Der Volte Santo - ein Abbild Jesu?

Der Besuch des Kirchenoberhauptes Papst Benedikt XVI. beendete das Jahrhunderte währende Schweigen Roms zu dem rätselhaften Tuchbild in den Abruzzen. Die fundamentalen Fragen, die das vermeintliche "Jesus-Foto" aufwirft, werden seither umso heftiger diskutiert.

Ist das Tuchbild von Manoppello tatsächlich ein "acheiropoeiton", ein nicht von Menschenhand gemachtes Bildwerk, das nur durch göttliche Einwirkung geschaffen wurde? So, wie es etwa vom Schweißtuch der Veronika erzählt wird, in das Jesus auf dem Weg zu seiner Hinrichtung sein Antlitz einprägte?

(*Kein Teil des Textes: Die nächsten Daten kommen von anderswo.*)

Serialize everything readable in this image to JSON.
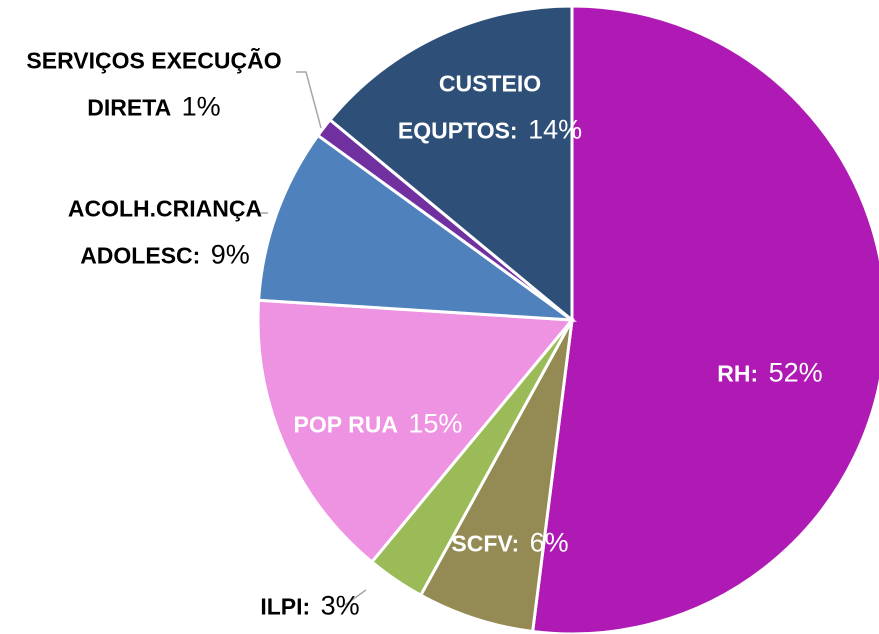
{
  "chart_data": {
    "type": "pie",
    "categories": [
      "RH:",
      "SCFV:",
      "ILPI:",
      "POP RUA",
      "ACOLH.CRIANÇA ADOLESC:",
      "SERVIÇOS EXECUÇÃO DIRETA",
      "CUSTEIO EQUPTOS:"
    ],
    "values": [
      52,
      6,
      3,
      15,
      9,
      1,
      14
    ],
    "value_labels": [
      "52%",
      "6%",
      "3%",
      "15%",
      "9%",
      "1%",
      "14%"
    ],
    "colors": [
      "#b01ab4",
      "#948a54",
      "#9bbb59",
      "#ee92e2",
      "#4f81bd",
      "#7030a0",
      "#2e4f78"
    ]
  }
}
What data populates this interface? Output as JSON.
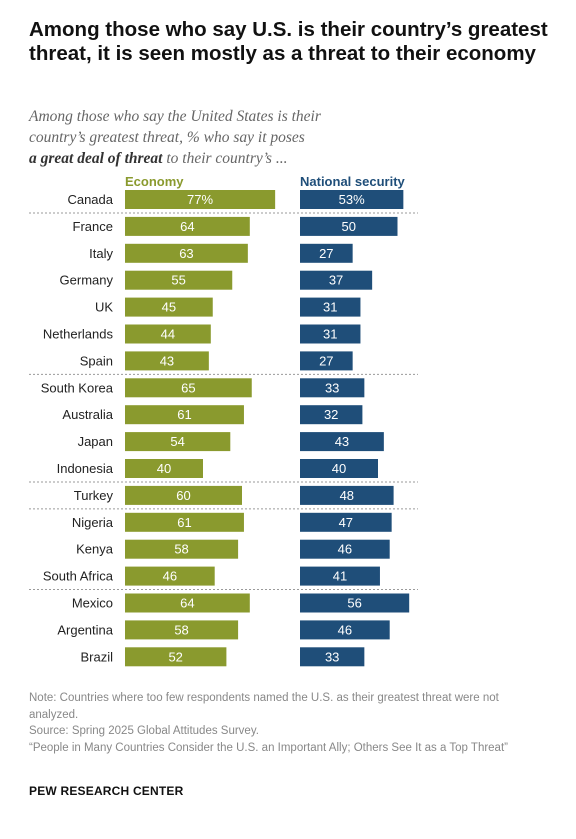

Heiliges Tuchbild oder Missverständnis?

Nun wird aber das "wahre" Schweißtuch der Veronika den Gläubigen alljährlich im Petersdom zu Rom präsentiert. Welches der beiden Tücher ist eine Fälschung? Und wie könnte das ursprüngliche Tuchbild von Rom nach Manoppello gekommen sein? Oder ist die "Veronika" schlichtweg ein großes Missverständnis, bei dem aus dem lateinischen "vera icon" (wahres Abbild) ein gängiger Frauenname abgeleitet wurde?

Verehrer des "Heiligen Tuchbilds" von Manoppello gehen davon aus, dass es, wie das berühmte Tuch von Turin, im Grab Christi entstanden ist. Dann müssten sich auch Gemeinsamkeiten zwischen dem Leichentuch von Turin und dem Gesichtstuch von Manoppello nachweisen lassen.

Ein außergewöhnliches Kunstwerk?

Fachleute der Kunstgeschichte sehen im Tuchbild von Manoppello ein Meisterwerk des 15. Jahrhunderts. Es gibt sogar Hinweise, dass es sich dabei um ein Porträtbild aus der Hand des deutschen Malers Albrecht Dürer handeln könnte.

Geniales Kunstwerk oder göttliche Schöpfung? Eine Expertentagung, die das ZDF am 25. Januar 2007 in Manoppello veranstaltete, sollte dazu beitragen, das Geheimnis von Manoppello zu lüften. Der Film bezieht die strittigen Expertenmeinungen und die Ergebnisse der bisher unveröffentlichten Untersuchungen in einen spannenden Glaubenskrimi ein.